Issız Adam ve Issız Ada


                                                 

     Issız Adam filmini hemen hemen herkes duymuş ve en azından pek çok kez Anlamazdın şarkısı ile o çok meşhur ayrılan “iki yabancının” sahnesine denk gelmiştir. Issız Adam filmi bağlanma problemi yaşayan pek çok erkeğin kendisini tanımlayabileceği bir kavram yaratmış ve ilişkilere ıssız adam furyasını katarak literatürde kendine bir yer de bulmuştur şüphesiz. Filmi izleyenler Issız Adam Alper’i suçlarken, Ada’nın ne kadar harika bir kadın olduğu konusunda fikir birliğinde olsa da kusurlu bir ilişkide tek bir tarafı zalim ve diğer tarafı ise mağdur konumunda değerlendirmek, ikili ilişkilerin kökenini ve temellerini oldukça sarsacaktır.

İki iyi insan çok kötü bir ilişki yaşayabilir. İyi insanlar olmak, iyi partnerler olmanın garantisini vermez. Bu ikilinin ilişkisini, mağdur-zalim ayrımlarına düşmeden incelemek de mümkündür.

Alper

Filmin ilk sahnesinde, oldukça farklı cinsel birliktelikler içinde örgütlenen bir adam görürüz. Birlikte olduğu kadınların yüzüne bakmayan, cinsel birleşmelerini sadisitik bir halka içinde yaşayan bir adamdır Alper.

 Alper’in fantezi olmaktan çıkarak gerçeğe dönmüş bu beraberliklerinin kaynağında psikanalitik kuramlarca sapkın olarak nitelendirilen bir cinsel örgütlenme görürüz. Lacancı kurama göre sapkın erkek babasının yasası ile tanışamaz zira anne pek çok koşulda bu yasayı manipüle etmektedir.
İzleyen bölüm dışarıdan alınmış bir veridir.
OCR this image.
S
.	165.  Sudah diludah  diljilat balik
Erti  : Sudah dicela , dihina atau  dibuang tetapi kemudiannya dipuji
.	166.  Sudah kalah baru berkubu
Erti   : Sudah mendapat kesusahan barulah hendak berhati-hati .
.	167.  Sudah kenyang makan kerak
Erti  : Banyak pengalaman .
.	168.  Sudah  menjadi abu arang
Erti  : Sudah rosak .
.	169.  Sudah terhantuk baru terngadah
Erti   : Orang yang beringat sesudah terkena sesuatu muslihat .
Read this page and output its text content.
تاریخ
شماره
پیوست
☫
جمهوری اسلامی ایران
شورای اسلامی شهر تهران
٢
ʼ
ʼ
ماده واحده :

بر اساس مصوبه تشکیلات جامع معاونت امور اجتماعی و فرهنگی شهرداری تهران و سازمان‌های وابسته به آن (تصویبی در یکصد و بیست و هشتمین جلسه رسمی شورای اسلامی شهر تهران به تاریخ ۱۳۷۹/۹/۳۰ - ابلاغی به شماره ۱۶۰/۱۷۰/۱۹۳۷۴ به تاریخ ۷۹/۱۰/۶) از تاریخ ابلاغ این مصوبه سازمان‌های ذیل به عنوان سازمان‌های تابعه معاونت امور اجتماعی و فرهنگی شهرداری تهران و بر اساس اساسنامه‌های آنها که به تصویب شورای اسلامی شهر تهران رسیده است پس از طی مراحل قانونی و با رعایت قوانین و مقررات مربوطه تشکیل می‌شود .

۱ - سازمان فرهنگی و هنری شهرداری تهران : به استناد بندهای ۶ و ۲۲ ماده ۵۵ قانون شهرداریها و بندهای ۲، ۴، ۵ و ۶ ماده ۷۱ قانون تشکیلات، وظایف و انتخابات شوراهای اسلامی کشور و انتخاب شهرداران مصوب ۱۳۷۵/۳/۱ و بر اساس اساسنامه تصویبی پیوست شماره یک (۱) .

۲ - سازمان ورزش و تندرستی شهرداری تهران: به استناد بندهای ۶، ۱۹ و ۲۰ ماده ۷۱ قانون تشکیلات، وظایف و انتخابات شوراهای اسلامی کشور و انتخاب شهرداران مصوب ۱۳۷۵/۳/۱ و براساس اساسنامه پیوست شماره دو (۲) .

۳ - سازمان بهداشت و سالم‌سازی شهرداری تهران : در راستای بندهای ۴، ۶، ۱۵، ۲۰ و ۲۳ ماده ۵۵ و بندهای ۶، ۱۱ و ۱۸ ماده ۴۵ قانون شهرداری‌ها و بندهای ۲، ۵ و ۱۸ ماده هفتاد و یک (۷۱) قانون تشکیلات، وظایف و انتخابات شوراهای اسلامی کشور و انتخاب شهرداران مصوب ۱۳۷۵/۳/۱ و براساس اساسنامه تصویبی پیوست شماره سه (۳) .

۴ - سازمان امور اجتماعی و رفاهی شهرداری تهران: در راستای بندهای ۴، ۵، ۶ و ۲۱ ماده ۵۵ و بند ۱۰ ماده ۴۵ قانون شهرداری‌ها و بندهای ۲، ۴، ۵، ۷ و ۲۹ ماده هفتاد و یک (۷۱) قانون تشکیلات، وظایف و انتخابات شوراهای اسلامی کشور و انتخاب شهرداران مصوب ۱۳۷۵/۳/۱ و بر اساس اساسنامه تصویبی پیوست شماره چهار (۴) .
Annenin arzusu olmaya saplantı geliştirmiş erkek çocuğunun dünyasında genital ilişki ötelenir, onun dünyasında haz veren örgütlenme başka şekillerdedir. Alper’in sapkın cinselliğinin sadistik bir boyutu olduğunu da söylemek mümkün olacaktır. Alper’in grup seks ve işkence temelli cinsel hayatı Ada ile beraberken de sürdürülmeye çalışılır, bu sadistik eğilim Ada’nın ikazı ile Alper’in gerçeğinde kesintiye sebep olur. Sadist kişi ötekinin jouissance -haz- almasını engellemek ister, böylece tüm arzuyu kendisine alabilir. Alper’in durumunda yasanın olmadığı bir yerde sınırsız jouissance içinde oluş durumunu da gözlemleriz. Alper’in dünyasında babanın işlevi kastrasyonu sağlayamamış ve bunun sonucunda da arzu ve aşk birlikte barınamamıştır. “Kastrasyon ile ehlileşmemiş olanın arzusunda zaten eksiğe yer yoktur.”* Kadın seks esnasında aşağılanarak ve bilinçdışı düzeyde itibarsızlaştırılarak, arzu nesnesi olan anne gibi itibarlı bir konuma yaklaştırılmaz. Böylece kötü kadınlar ile kurulan ilişki annenin ulvi konumu da korumaya hizmet eder.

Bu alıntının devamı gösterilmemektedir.